Desculpem não me comover com toda a gente que até por cá, nos últimos dias, achou que lhe convinha pôr no CV repúdios mais ou menos histriónicos da candidatura presidencial de Jair Bolsonaro, aderindo à moda do “#EleNão” das esquerdas radicais brasileiras. Ao contrário deles, não sei se Bolsonaro é ou não o Anti-Cristo. Tem certamente, tal como Donald Trump, um jeito agressivo e grosseiro. Mas é legítimo suspeitar que, mesmo que fosse o político mais cordato e respeitador do mundo, estaria neste momento a ser tratado exactamente da mesma maneira, como a encarnação do mal absoluto. É que para isso, na política ocidental, basta não ser de esquerda. Nos EUA, nas últimas décadas, os presidentes republicanos Ronald Reagan e George W. Bush, ou os candidatos John McCain e Mitt Romney não precisaram de dizer o que Trump diz, nem fazer o que Trump faz para serem acusados de pretender acabar com a democracia americana, restabelecer a escravatura, rebaixar as mulheres e provocar uma guerra nuclear.

É verdade: McCain, depois de desentender com Trump, morreu em odor de santidade e até Bush passa hoje por cavalheiro, porque o que importa é atacar quem está, não quem esteve. Isso poderia sugerir que a demonização ritual dos seus adversários é, à esquerda, simples marketing: fingir sempre que quem não vota em nós contribui para o fim do mundo. Para alguns, talvez seja apenas isso. Mas para os radicais, não. Porque os radicais adorariam mesmo ter pela frente fascistas, racistas e misóginos. Seria, segundo imaginam, a maneira de provocar as rupturas que, com um pouco de sorte, esperam transformar em revoluções. Como justificar, de outro modo, os seus próprios extremismos? Ora, estes radicais há uma década que desalojaram os “centristas” na orientação das esquerdas, inebriados pela ideia de  reviver os anos 60.

Por vezes, para explicar os “excessos” do chavismo venezuelano ou do castrismo cubano, invocam-se a desigualdade e o exclusivismo dos regimes anteriores. Porque não, da mesma maneira, argumentar que Bolsonaro no Brasil, tal como Trump nos EUA, são em grande medida o produto das esquerdas que agora gritam #EleNão? Trump e Bolsonaro não são imagináveis sem a desonestidade com que as esquerdas classificam todos os adversários como fascistas, racistas e misóginos, e que acaba por dispor demasiada gente a seguir quem não se deixa intimidar, e só por isso. Ou sem os tabus que as esquerdas usam para impedir qualquer discussão racional sobre inquietações legítimas como a segurança, abrindo assim o caminho a demagogos que, ao contrário dos políticos convencionais, nada têm a perder e portanto não receiam a demonização que espera quem menciona esses temas. Eis como um excêntrico como Bolsonaro, sem o apoio de qualquer dos grandes partidos, pôde deixar para trás a direita tradicional do PSDB, condenada a figurar como parte do velho sistema, e surgir como a alternativa à corrupção e ao desgoverno do PT.

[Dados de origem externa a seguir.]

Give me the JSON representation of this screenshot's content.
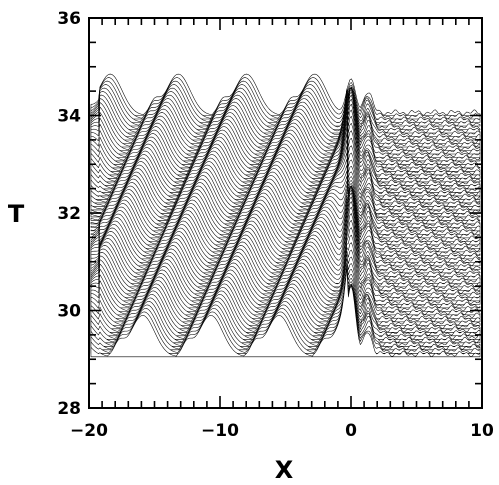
{
  "chart_data": {
    "type": "line",
    "title": "",
    "xlabel": "X",
    "ylabel": "T",
    "xlim": [
      -20,
      10
    ],
    "ylim": [
      28,
      36
    ],
    "x_ticks": [
      {
        "value": -20,
        "label": "−20"
      },
      {
        "value": -10,
        "label": "−10"
      },
      {
        "value": 0,
        "label": "0"
      },
      {
        "value": 10,
        "label": "10"
      }
    ],
    "y_ticks": [
      {
        "value": 28,
        "label": "28"
      },
      {
        "value": 30,
        "label": "30"
      },
      {
        "value": 32,
        "label": "32"
      },
      {
        "value": 34,
        "label": "34"
      },
      {
        "value": 36,
        "label": "36"
      }
    ],
    "x_minor_step": 1,
    "y_minor_step": 0.5,
    "series": [
      {
        "style": "waterfall",
        "trace_count": 70,
        "t_start": 29.05,
        "t_end": 34.0,
        "peak_height_max": 1.5,
        "wave_velocity_dx_dt": 1.6,
        "wave_spacing_x": 5.2,
        "wave_phase_x": -13.3,
        "wave_width_x": 0.9,
        "wave_profile_peaks": [
          {
            "x": -19.5,
            "h": 0.7
          },
          {
            "x": -12.8,
            "h": 1.0
          },
          {
            "x": -4.0,
            "h": 0.9
          },
          {
            "x": 0.0,
            "h": 1.4
          },
          {
            "x": 1.3,
            "h": 0.5
          }
        ],
        "shock_x": 0.0,
        "shock_width_x": 0.35,
        "right_region_amplitude": 0.12
      }
    ],
    "grid": false,
    "legend": "none"
  }
}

Para as esquerdas radicais, é uma excelente notícia, porque já sonham com os confrontos que hão-de iniciar o povo na revolução. Para quem defende a democracia liberal num mundo livre, é péssimo ver o espaço do movimento conservador liberal ocupado por quem, mesmo tendo adoptado alguns dos seus temas, como o “liberalismo económico”, perfilha facilmente princípios que lhe são contrários, como é o caso do isolacionismo protecionista de Trump (ainda que concebido apenas como táctica negocial de choque). Mas no desapego aos tratados internacionais, Trump e o radical Bernie Sanders, não sendo iguais, são muito parecidos. Por menos que apreciemos Bolsonaro ou Trump, é difícil deixar de dizer a estes seus inimigos: #VocêsTambémNão.